Человек проехал мимо на велосипеде, Господи благослови, я и не думал, что тут есть велосипеды. Не беда.
Потом вышел Оливье. Он сказал:
— Я принес твой чемодан, решай сам.
— Насчет чего?
— Я здесь не останусь, старина.
Я спросил его, куда он пойдет.
— В клуб, но тебе лучше остаться с РОДНЫМИ И БЛИЗКИМИ.
— А с тобой можно? — спросил я.
Он оглядел меня с ног до головы. Зачем я ему, ясное дело.
— Пожалуйста, — сказал он наконец. Улыбнулся. Обхватил меня за плечи, но в такси забился в свой угол и дал себе волю: — НЕНАВИЖУ ПРОКЛЯТУЮ ШЛЮХУ!
Господи спаси и благослови. Злосчастные воскресенья.
— НЕНАВИЖУ ЕЕ.
Прячь ножи, запирай дверь.
— ХОТЬ БЫ ОНА УМЕРЛА.
Он расплатился с водителем, и мы вышли перед каким-то особняком.

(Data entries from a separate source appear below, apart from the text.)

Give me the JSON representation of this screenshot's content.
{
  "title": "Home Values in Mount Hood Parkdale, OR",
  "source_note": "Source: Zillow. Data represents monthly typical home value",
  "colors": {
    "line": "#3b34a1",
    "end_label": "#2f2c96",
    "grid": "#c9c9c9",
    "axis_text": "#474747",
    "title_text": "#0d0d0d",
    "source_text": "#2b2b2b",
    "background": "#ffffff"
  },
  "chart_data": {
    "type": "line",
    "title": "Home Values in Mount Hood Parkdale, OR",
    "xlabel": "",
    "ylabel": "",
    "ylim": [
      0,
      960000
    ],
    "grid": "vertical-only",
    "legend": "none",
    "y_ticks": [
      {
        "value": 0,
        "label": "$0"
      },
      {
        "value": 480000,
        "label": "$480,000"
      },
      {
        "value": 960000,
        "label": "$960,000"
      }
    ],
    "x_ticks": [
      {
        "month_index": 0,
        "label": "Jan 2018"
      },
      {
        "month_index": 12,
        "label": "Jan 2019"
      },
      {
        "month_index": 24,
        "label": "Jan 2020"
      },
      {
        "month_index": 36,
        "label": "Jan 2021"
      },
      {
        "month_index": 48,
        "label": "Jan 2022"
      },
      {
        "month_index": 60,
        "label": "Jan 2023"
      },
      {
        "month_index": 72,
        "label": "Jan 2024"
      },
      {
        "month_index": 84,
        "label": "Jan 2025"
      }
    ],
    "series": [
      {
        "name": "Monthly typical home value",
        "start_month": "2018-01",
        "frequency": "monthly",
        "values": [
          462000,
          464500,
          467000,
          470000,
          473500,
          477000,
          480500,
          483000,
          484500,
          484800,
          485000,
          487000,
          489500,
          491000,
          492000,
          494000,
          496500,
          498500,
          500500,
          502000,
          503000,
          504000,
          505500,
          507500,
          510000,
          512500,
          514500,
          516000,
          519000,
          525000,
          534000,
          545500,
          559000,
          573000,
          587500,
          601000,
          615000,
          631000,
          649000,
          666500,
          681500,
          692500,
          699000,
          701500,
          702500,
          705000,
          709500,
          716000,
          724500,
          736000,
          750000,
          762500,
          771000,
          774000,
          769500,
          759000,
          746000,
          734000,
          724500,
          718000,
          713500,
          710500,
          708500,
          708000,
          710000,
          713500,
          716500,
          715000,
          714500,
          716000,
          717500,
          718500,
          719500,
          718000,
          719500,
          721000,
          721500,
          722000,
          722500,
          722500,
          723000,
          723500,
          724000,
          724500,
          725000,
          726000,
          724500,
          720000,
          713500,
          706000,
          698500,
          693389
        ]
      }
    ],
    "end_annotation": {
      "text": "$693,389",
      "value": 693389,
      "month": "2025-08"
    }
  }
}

«Клуб Спорщиков», что бы это ни означало. Он попросил меня подождать у двери, пока он ПЕРЕГОВОРИТ с мистером Хуйвенсом. Со мной одни проблемы, так я и знал.
БОЛЕЕ ЧЕМ ДОСТАТОЧНО ВРЕМЕНИ, чтобы прочесть ДРЕСС-КОД «КЛУБА СПОРЩИКОВ» ДЛЯ НЕ-ЧЛЕНОВ.
НЕДОПУСТИМЫЕ ВИДЫ ОДЕЖДЫ:
ЛЕГГИНСЫ, ОБЛЕГАЮЩИЕ БРЮКИ, БРЮКИ-КАПРИ, ШОРТЫ И ОБРЕЗАННЫЕ БРЮКИ.
ТОЛСТОВКИ, ТРЕНИРОВОЧНЫЕ ШТАНЫ, СПОРТИВНЫЕ КОСТЮМЫ.
САРАФАНЫ ДЖИНСЫ ЛЮБОГО СТИЛЯ И ЦВЕТА
ВКЛЮЧАЯ ДЖИНСОВЫЕ ПЛАТЬЯ, РУБАШКИ, ЮБКИ, КУРТКИ И/ИЛИ СЛАКСЫ СПАНДЕКС ИЛИ ЛАЙКРА ФУТБОЛКИ, ТОПЫ
Уж не брюки ли КАПРИ на мне? Что такое ЛАЙКРА? Вернулся Оливье, с мистером Жуйвенсом, а не Хуйвенсом, странный такой урод, ЗАТЯНУТЫЙ КАК ПИНГВИН, надменный, вроде того СУДЬИ В КАРДЕНЕ, который засадил моего брата. Голова у Жуйвенса лысая, уши огромные, и во время разговора он все задирал брови, словно посылая мне тайный сигнал. Ничего в этом не понимаю.
Жуйвенс выдал мне длинную меховую шубу, но я, как говаривала матушка, РАСКАЛЕННЫЙ МОТОР ДОРОГОЙ НАШ ВОСЬМИЦИЛИНДРОВИК, так она меня называла. Я и сказал, что не замерз.
Придется надеть шкуру, старина, сказал Оливье.
Тут я понял, что грубиян Жуйвенс хочет таким образом прикрыть мои одежки. Верное дело — как только мое тело родом из Блата было скрыто от ЧЛЕНОВ, меня допустили в «Клуб Спорщиков». Вы в жизни такого места не видали. Матушке оно бы показалось чересчур папистским, стеклянные витражи на потолке, резное дерево, словно РАСПЯТЬЕ, и во всех отношениях это место ПРЕВОСХОДИЛО то, где мы покинули беднягу Мясника с Марленой: у них даже вместо стула был ящик вина. Я туго-натуго запахнулся в шубу, потому что вполне усвоил, что одет, должно быть, в ЛАЙКРУ, а когда Жуйвенс сказал:
— Вы, наверное, издалека приехали, сэр, — я тут же ответил:
— Да. — И добавил: — «Безумный Макс».
Он засмеялся. Здорово, мне удалось пошутить.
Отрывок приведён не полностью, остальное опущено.